Even if no new government climate policies are introduced before 2030, global demand for fossil fuels will still peak before the end of the decade, a new report by the International Energy Agency (IEA) states.
The report released Tuesday says the worldwide rollout of key technologies such as renewable power, electric vehicles and heat pumps is happening so quickly that demand for coal, oil and natural gas is set to peak within the next 10 years.
The IEA says this means that no new major oil- and gas-extraction projects are needed anywhere around the globe, nor any new coal mines, mine extensions or unabated coal plants.
“If the world is successful in bringing down fossil demand quickly enough to reach net-zero emissions by 2050, new projects would face major commercial risks,” the IEA stated.
Still, the report’s authors pointed out that while the transition is occurring, more still needs to be done to hold global warming to the 1.5-degree Celsius target the international community agreed to at the 2015 climate summit in Paris.
While 1.5 C is still achievable, the IEA said, the paths available to get there are narrowing. Global carbon dioxide emissions from the energy sector reached a record high of 37 billion tonnes in 2022.
The world is set to invest a record US$1.8-trillion in clean energy in 2023, but the IEA said that needs to climb to US$4.5-trillion by the early 2030s in order to achieve net zero by 2050.
“The energy sector is changing faster than many people think, but more needs to be done and time is short,” the report states.
For all countries, measures including ramping up renewables, improving energy efficiency, cutting methane emissions and increasing electrification will be necessary to achieve global climate targets, the IEA said.
All of these things are possible using existing and cost-effective technologies, it said.
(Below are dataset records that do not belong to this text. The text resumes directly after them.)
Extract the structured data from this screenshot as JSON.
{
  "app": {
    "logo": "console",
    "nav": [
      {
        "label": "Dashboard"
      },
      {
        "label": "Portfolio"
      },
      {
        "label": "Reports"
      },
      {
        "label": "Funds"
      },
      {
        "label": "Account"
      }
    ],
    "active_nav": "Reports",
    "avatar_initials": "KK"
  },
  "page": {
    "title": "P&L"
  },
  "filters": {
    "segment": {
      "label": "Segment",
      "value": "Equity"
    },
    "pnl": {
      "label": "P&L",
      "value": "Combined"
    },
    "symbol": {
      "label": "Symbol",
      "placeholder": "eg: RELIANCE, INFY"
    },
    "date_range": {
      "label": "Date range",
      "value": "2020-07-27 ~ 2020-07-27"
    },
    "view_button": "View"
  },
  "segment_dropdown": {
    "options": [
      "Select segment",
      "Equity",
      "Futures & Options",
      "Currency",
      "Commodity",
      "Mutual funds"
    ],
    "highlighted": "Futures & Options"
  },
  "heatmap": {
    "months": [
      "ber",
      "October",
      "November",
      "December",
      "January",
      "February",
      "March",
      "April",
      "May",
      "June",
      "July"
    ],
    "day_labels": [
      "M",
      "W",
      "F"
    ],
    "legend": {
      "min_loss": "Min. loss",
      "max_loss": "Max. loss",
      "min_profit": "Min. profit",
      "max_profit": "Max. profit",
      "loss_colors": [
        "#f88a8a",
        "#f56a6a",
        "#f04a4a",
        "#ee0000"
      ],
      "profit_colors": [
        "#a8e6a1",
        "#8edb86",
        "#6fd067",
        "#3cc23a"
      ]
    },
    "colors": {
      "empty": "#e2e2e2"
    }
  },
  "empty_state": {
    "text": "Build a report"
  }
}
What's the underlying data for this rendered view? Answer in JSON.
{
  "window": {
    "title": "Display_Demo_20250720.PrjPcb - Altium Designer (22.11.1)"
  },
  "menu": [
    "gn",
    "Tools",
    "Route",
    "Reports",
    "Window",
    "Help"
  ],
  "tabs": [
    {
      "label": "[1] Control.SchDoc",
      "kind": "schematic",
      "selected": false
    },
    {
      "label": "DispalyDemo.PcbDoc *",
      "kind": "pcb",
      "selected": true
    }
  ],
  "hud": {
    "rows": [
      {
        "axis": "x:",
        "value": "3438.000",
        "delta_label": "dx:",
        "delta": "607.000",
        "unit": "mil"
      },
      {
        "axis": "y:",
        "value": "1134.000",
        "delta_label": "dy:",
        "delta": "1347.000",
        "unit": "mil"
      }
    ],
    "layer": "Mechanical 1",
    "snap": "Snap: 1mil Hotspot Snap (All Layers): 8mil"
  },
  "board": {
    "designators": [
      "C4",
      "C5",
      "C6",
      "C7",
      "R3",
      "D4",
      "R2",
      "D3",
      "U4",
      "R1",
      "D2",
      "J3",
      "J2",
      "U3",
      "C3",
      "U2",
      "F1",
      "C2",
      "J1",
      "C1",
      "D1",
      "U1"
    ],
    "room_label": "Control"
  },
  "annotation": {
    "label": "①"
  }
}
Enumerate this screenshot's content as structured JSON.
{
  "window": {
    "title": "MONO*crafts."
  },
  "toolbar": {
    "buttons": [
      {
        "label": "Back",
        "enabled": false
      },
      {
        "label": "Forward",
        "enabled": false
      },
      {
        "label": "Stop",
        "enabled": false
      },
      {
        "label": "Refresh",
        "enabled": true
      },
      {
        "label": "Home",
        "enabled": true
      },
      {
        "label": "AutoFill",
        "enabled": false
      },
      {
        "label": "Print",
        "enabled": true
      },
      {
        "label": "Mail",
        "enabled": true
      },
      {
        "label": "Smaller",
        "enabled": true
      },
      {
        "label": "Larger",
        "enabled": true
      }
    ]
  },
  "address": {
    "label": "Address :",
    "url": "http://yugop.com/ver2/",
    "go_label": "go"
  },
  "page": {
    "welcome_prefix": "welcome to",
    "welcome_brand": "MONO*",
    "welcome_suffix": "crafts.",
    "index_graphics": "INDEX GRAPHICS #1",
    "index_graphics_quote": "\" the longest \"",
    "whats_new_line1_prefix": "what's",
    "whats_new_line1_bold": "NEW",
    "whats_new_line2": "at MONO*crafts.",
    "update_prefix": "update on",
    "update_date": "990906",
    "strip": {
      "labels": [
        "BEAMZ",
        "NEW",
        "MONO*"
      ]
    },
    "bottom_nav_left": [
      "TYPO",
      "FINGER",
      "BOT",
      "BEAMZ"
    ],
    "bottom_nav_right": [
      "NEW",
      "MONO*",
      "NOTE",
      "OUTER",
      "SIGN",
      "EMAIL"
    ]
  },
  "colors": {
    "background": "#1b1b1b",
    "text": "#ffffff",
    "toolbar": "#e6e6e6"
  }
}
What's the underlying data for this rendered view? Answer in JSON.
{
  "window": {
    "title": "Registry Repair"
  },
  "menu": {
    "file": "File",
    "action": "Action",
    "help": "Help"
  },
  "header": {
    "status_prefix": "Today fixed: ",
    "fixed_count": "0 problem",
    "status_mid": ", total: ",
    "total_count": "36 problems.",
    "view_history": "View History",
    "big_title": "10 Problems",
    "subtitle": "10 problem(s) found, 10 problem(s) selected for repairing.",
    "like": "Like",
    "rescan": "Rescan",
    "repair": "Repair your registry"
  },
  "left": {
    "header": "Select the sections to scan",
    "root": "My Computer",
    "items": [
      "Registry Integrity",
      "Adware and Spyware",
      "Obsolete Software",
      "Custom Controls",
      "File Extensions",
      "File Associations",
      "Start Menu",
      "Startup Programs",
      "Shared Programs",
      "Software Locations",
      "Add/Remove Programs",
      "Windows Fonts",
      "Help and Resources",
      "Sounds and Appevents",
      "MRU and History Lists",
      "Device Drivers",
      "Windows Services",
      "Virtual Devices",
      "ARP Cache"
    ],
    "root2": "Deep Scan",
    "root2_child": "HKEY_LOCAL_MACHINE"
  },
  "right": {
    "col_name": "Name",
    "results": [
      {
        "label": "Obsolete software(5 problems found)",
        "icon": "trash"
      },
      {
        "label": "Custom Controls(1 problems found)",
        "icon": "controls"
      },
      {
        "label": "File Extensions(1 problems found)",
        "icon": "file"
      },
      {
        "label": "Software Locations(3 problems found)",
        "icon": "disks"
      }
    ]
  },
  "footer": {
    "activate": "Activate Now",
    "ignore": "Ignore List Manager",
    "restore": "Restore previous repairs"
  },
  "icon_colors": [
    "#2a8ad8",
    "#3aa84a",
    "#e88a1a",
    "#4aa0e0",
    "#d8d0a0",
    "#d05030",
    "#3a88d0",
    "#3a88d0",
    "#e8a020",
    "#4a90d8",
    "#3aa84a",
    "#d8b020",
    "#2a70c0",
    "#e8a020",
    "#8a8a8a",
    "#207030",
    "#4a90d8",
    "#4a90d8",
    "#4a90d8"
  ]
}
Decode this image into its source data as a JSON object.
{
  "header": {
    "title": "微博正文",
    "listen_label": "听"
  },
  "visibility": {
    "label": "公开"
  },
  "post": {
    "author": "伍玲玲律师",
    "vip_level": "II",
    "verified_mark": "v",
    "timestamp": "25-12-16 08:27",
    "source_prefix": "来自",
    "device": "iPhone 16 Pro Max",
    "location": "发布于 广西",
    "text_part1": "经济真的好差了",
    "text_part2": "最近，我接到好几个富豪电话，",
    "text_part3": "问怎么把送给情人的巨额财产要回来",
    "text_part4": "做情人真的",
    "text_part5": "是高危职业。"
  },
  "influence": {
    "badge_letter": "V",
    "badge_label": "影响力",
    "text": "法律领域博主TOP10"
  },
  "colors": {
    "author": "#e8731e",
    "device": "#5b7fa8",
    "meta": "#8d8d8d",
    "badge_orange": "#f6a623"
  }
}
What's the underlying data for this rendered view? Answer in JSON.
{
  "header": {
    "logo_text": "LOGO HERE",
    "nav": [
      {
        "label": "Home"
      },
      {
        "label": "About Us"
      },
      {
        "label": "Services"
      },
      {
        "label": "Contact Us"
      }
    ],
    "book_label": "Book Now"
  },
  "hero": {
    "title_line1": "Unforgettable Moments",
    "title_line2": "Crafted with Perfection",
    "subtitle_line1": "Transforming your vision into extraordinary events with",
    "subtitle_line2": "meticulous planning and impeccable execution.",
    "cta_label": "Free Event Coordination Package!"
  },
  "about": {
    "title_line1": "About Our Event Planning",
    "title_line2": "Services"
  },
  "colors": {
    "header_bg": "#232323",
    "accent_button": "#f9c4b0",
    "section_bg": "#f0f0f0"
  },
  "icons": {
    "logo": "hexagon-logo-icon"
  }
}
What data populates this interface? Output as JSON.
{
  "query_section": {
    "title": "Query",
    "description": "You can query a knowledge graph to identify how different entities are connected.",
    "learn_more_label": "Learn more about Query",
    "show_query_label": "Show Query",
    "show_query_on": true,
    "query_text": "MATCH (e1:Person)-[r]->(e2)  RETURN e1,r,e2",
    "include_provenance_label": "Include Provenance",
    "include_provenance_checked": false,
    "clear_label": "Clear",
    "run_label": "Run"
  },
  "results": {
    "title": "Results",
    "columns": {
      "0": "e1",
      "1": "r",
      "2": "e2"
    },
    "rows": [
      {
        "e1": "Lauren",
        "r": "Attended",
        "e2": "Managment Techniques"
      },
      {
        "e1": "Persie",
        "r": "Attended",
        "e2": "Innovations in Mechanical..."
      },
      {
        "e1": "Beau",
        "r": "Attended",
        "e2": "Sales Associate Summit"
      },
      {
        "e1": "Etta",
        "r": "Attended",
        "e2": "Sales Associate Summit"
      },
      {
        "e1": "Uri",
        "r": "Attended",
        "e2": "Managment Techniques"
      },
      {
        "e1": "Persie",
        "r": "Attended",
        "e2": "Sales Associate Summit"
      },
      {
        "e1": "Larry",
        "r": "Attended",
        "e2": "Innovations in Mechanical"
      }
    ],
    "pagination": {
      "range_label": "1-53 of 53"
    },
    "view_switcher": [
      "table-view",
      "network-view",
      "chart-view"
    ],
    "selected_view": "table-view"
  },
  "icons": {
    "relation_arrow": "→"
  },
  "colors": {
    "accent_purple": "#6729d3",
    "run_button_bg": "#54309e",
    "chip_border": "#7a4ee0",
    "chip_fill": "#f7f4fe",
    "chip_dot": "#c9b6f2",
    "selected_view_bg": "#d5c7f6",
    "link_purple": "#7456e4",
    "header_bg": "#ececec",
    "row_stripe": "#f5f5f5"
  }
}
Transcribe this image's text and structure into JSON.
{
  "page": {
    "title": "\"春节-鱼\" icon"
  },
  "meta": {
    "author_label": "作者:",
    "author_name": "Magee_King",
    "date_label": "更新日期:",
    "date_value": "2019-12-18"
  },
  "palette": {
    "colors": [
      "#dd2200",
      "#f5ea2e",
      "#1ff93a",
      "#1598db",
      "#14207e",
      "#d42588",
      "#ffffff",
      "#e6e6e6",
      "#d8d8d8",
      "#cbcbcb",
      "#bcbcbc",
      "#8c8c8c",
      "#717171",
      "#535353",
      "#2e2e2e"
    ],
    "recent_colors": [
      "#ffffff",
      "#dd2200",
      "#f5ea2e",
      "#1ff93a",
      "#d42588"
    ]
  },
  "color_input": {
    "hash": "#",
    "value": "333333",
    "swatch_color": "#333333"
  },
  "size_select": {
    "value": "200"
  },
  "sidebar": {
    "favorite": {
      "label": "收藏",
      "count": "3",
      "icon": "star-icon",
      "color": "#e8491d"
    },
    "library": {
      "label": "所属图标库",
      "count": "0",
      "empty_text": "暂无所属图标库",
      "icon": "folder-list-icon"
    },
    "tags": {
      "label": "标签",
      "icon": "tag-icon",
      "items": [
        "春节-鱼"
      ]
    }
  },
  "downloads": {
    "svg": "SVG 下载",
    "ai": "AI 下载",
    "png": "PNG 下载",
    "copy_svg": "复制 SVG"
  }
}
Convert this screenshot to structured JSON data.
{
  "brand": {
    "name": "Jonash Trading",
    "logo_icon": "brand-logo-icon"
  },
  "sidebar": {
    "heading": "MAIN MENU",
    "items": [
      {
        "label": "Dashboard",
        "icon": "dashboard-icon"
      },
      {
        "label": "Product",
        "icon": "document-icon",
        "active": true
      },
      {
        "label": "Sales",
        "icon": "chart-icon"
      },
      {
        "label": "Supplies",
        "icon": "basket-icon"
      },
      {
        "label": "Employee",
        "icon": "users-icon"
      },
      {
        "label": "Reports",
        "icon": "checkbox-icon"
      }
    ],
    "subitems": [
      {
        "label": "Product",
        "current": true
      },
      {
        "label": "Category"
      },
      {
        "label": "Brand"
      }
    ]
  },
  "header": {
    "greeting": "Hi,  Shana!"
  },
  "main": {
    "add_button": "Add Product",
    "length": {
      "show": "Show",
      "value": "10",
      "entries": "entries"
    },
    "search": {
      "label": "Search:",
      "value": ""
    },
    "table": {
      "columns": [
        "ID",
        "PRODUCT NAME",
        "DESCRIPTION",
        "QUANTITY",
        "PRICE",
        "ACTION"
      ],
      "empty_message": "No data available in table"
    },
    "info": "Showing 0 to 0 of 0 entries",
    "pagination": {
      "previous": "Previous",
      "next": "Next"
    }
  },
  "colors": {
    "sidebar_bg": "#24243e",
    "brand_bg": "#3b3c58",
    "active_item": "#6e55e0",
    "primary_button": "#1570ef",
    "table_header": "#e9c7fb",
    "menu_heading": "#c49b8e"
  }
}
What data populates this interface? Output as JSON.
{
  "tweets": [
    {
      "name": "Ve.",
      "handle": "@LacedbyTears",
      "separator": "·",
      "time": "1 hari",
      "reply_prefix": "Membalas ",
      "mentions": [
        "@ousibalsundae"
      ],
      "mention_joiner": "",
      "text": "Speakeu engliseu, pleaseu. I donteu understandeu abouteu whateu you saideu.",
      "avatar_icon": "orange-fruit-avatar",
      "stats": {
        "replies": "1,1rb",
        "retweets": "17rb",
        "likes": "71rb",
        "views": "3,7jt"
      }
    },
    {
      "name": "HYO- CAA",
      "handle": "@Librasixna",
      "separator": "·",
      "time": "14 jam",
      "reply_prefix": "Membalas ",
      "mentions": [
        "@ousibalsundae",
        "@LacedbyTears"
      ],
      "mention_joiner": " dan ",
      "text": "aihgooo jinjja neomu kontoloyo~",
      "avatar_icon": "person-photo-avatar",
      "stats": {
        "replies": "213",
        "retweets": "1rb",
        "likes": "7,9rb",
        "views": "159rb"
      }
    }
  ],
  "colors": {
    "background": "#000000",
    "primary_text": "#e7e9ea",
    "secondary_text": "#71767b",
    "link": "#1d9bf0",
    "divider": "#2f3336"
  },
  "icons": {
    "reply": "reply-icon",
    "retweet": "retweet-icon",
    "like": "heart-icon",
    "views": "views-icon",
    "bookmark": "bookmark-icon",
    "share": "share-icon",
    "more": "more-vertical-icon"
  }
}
For example, reducing methane emissions from oil and natural-gas operations by 75 per cent from today’s levels would cost US$75-billion in cumulative spending to 2030, the IEA estimates – the equivalent of just 2 per cent of the net income brought in by the industry in 2022.
While major investment in new oil production is not required, continued investment in existing oil and gas assets and already approved fossil-fuel projects will be necessary, the IEA said, in order to avoid damaging price spikes or supply gluts during the energy transition.
In addition, it said rapid progress on carbon capture and storage will be required before 2030 in order to hold temperatures to 1.5 C. While the number of proposed carbon-capture projects worldwide nearly tripled in 2021 and has doubled again since then – thanks to strong policy support, particularly in the U.S. – only about 5 per cent of announced projects have reached the final investment stage.
“Although the recent surge of announced projects for CCUS [Carbon Capture, Utilization and Storage] and hydrogen is encouraging, the majority have yet to reach final investment decision and need further policy support to boost demand and facilitate new enabling infrastructure,” the IEA stated.
The IEA report also urges governments to adopt a “build big” mentality. Electricity transmission and distribution grids need to expand by about two million kilometres each year by 2030 to reach the IEA’s net-zero scenario, but the organization pointed out that building grids today can take more than a decade.
“We need massive growth of battery energy storage and demand response; expanded, modernized grids; more dispatchable low-emission capacity, including fossil fuel capacity with CCUS, hydropower, biomass, nuclear and hydrogen and ammonia-based plants,” the report stated.
All in all, to hold global temperatures to 1.5 C and avoid the most catastrophic impacts of warming, by 2035 emissions need to have declined by 80 per cent from 2022 levels in developed countries and by 60 per cent in developing countries, the IEA said.
Failing to make significant progress before 2035 would result in a steeper temperature increase and would force reliance on carbon-removal technologies in the latter half of this century, the report warns.
“Removing carbon from the atmosphere is costly and uncertain,” the IEA said. “We must do everything possible to stop putting it there in the first place.”